To be fair it sounds more like a drainage problem, which is your responsibility not your neighbours'. The paving and garage floor should be laid on a slight incline so that water runs away to a drain that is able to cope. What happens if it rains heavily? A pressure washer doesn't actually produce a huge volume of water, certainly less than heavy rain over the area of a drive.

FiddlesticksAkimbo · 03/06/2019 11:35

Sorry, cross-posted!

Bloomburger · 03/06/2019 11:35

Ring your insurance company and ask for legal advice.

Maybe if you go and ask for their insurance details as your insurance company will be claiming for all your numerous ruined electrics they'll stop and think that the consequences will effect them too

Jaxhog · 03/06/2019 11:41

Tell them, and ask them to stop or at least to do it so it doesn't flood your drive and garage. They probably have no idea.

We have a neigbour who used to do this, until we told them they were soaking the fence and our patio. They also had no idea, and are now careful were they spray!

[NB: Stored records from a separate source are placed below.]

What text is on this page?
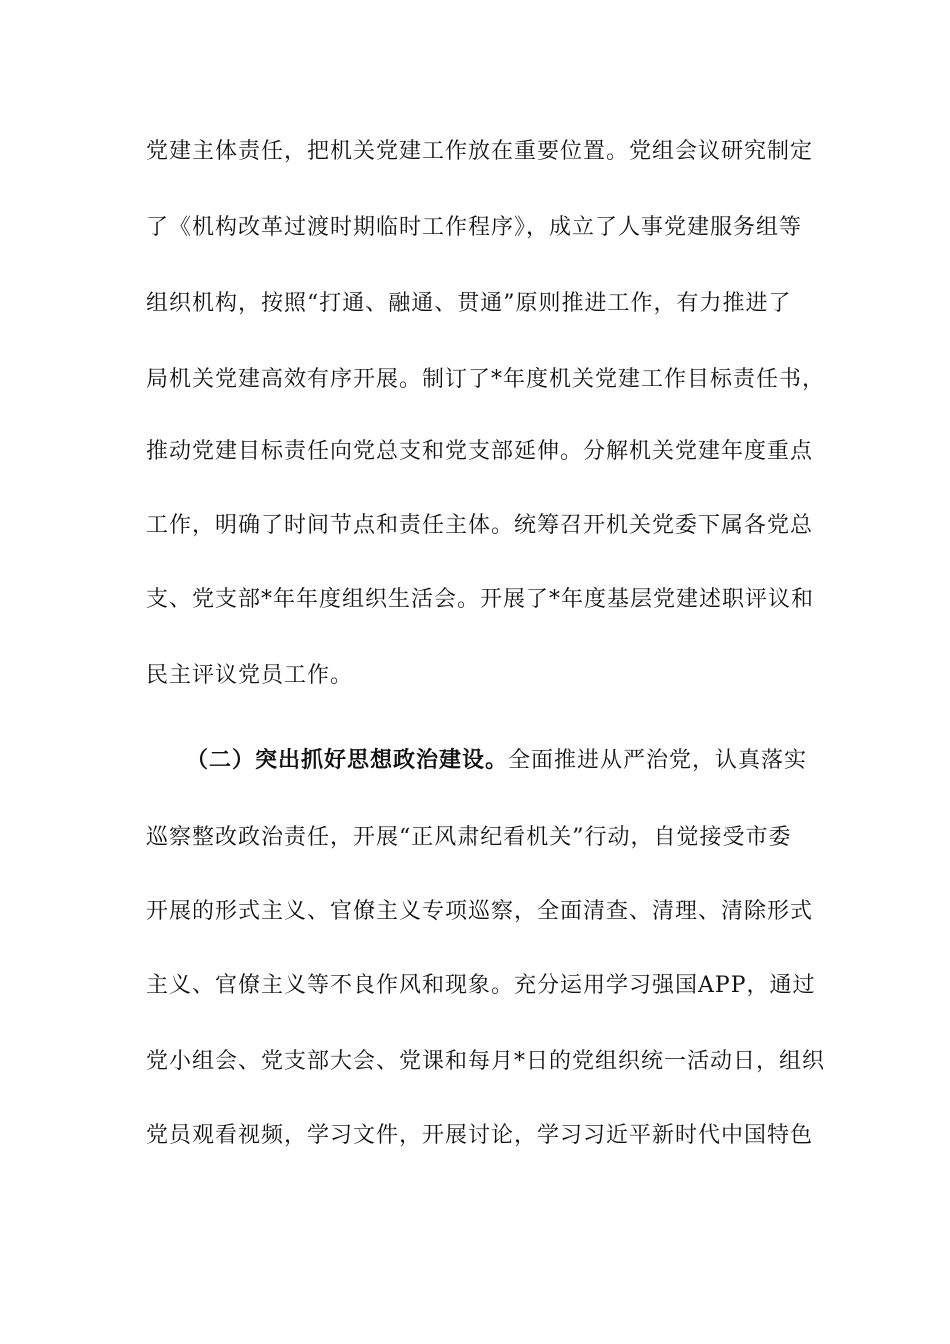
党建主体责任，把机关党建工作放在重要位置。党组会议研究制定
了《机构改革过渡时期临时工作程序》，成立了人事党建服务组等
组织机构，按照“打通、融通、贯通”原则推进工作，有力推进了
局机关党建高效有序开展。制订了*年度机关党建工作目标责任书，
推动党建目标责任向党总支和党支部延伸。分解机关党建年度重点
工作，明确了时间节点和责任主体。统筹召开机关党委下属各党总
支、党支部*年年度组织生活会。开展了*年度基层党建述职评议和
民主评议党员工作。
（二）突出抓好思想政治建设。全面推进从严治党，认真落实
巡察整改政治责任，开展“正风肃纪看机关”行动，自觉接受市委
开展的形式主义、官僚主义专项巡察，全面清查、清理、清除形式
主义、官僚主义等不良作风和现象。充分运用学习强国APP，通过
党小组会、党支部大会、党课和每月*日的党组织统一活动日，组织
党员观看视频，学习文件，开展讨论，学习习近平新时代中国特色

Galaxy88 · 03/06/2019 11:41

It's not your regular pressure water, its larger circular style one that's pushed along the ground rather than held and sprayed. Drain is fine with rain water, had no.issues so far.

OP posts:
Galaxy88 · 03/06/2019 11:42

*pressure washer

OP posts:
FiddlesticksAkimbo · 03/06/2019 12:13

They clean stuff by virtue of the pressure of the water they spray, not the volume of water. The bigger the machine the higher the pressure. But if it's just connected to their outdoor tap it can't produce a greater volume of water (as in litres per minute) than the tap itself will provide.

So, I'd say that either the drain isn't capable of coping with the volume of water which a running tap on full blast will produce (which suggests it's inadequate), the paving slopes the wrong way, or whoever is doing the washing is blasting it against your garage door and forcing water under it that way.

longtimelurkerhelen · 03/06/2019 12:40

www.screwfix.com/p/stormguard-garage-threshold-seal-black-2-5m/37019

This is 2.5 meters wide, is that enough for your garage?

PeoniesarePink · 03/06/2019 12:45

I'd send a solicitors letter to the NDN's, saying that they are damaging your property with their actions and it needs to stop!

OrchidInTheSun · 03/06/2019 12:53

Fiddlesticks that's not true. I live at the top of a hill. If I pressure washed my paving, it would cascade over the wall into my neighbour's garden because it's lower than mine. So I don't use a pressure washer because I'm not an arsehole.

It is the responsibility of the person doing the pressure washing to ensure there's adequate drainage on their property or via public drains. It shouldn't be affecting the OP's property at all

onalongsabbatical · 03/06/2019 13:09

Ring your insurance company and ask for legal advice I suspect that's the best bit of advice on this thread, OP.